M. Laporte: Donc, merci. Bien, je vais lire le rapport, parce que, selon les discussions que j'ai eues avec certaines personnes de la CALACS, eux me disaient qu'ils ne fournissaient pas, justement, qu'ils manquaient de ressources, qu'il y avait trop de demandes. Donc, je suis surpris de voir que la ministre considère que le système fournit amplement, tandis que j'ai eu un autre son de cloche de la part de la CALACS.

Services régionaux offerts par les CALACS

Une autre question concernant les CALACS. On sait que, par exemple, dans Lanaudière, dans ma région, le sud est quand même passablement bien desservi, tandis que, dans le nord de Lanaudière, il y a vraiment un gros manque de ressources.
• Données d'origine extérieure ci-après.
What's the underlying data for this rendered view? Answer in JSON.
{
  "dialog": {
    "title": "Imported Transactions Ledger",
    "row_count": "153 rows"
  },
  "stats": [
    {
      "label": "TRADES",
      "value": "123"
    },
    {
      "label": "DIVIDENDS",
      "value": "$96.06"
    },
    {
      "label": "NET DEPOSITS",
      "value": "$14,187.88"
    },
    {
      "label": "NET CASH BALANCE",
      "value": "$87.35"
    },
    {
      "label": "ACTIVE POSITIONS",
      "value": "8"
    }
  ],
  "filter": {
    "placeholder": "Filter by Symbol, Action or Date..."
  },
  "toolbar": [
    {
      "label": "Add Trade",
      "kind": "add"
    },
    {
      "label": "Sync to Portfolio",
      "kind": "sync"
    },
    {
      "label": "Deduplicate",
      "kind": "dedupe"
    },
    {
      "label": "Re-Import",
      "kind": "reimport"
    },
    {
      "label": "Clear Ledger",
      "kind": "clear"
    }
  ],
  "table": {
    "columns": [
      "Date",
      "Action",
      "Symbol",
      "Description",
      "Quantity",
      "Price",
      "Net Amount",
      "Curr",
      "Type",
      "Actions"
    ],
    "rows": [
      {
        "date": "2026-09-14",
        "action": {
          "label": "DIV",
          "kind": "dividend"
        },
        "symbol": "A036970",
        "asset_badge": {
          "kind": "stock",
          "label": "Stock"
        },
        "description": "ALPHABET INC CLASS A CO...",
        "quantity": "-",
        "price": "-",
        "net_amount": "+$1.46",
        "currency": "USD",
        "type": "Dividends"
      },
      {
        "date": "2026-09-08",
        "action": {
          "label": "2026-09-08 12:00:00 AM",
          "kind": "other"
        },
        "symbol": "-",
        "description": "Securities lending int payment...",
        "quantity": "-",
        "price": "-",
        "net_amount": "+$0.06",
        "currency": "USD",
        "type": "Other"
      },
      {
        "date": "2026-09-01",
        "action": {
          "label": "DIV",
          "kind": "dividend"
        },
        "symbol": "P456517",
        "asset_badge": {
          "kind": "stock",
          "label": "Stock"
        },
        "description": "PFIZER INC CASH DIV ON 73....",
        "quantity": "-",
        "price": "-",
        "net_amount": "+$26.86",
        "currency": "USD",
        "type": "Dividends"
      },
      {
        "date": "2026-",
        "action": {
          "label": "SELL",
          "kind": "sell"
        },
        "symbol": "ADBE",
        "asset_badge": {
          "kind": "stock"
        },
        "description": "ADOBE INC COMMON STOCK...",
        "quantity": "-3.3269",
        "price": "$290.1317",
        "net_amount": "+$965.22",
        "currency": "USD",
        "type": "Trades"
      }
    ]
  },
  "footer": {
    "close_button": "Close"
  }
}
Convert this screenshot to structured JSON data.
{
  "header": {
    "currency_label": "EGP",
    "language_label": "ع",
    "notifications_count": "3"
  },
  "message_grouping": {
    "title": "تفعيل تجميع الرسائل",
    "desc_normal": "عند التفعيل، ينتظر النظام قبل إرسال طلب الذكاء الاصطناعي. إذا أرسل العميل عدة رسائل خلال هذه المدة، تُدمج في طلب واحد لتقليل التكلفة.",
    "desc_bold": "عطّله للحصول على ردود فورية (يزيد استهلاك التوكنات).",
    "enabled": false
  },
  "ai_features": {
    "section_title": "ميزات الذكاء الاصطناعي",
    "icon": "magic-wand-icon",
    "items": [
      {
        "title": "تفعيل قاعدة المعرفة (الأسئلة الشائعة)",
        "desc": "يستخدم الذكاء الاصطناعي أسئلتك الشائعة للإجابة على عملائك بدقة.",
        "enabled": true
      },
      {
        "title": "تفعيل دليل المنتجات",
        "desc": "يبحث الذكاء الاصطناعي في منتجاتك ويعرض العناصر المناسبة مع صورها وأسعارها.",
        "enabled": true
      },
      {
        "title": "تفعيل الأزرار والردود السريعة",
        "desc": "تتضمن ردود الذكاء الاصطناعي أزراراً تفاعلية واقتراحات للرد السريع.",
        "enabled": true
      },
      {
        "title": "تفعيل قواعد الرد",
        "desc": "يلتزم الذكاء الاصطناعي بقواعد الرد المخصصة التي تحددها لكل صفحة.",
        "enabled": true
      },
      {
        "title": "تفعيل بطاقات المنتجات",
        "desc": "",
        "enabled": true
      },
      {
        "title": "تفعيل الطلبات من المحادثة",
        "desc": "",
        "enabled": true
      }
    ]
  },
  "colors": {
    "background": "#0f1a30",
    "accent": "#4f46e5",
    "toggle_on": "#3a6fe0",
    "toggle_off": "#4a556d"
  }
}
Est-ce que vous pouvez m'expliquer un petit peu c'est quoi, votre plan stratégique pour aider les femmes qui sont plus au nord, dans les régions un petit peu plus éloignées, où est-ce qu'il y a moins de ressources pour eux?

Mme St-Pierre: Alors, Mme Mailloux va répondre à cette question.

Le Président (M. Kelley): Mme Mailloux.

Mme Mailloux (Thérèse): Oui. Alors, ça fonctionne comme ceci: finalement, ce sont les agences de la santé, donc qui dépendent du ministère de la Santé et des Services sociaux, qui analysent les besoins de chacune des régions et qui subventionnent en conséquence donc les CALACS.

Alors, il faut dire que finalement les CALACS, ce sont des organismes communautaires qui accueillent les victimes d'agression sexuelle, c'est vrai. Ça, c'est les organismes communautaires. Mais tout le système de la santé et de la justice, et le système policier, est aussi impliqué évidemment dans ces plaintes-là. Alors, ce que la ministre mentionnait tout à l'heure, au niveau des 62 centres désignés qui ont été mis sur pied ? et ça, c'est le rapport qui vous révèle en fait toute cette structure d'accueil qui a été mise sur pied ? alors il s'agit d'une structure d'accueil, bien entendu, dans le système public, hein? Alors, ce qu'on dit, c'est: finalement, le rapport le révèle, que le système public, qu'il soit sociojudiciaire, sociosanitaire, est en mesure d'accueillir les victimes, ce qui est différent du besoin des organismes communautaires.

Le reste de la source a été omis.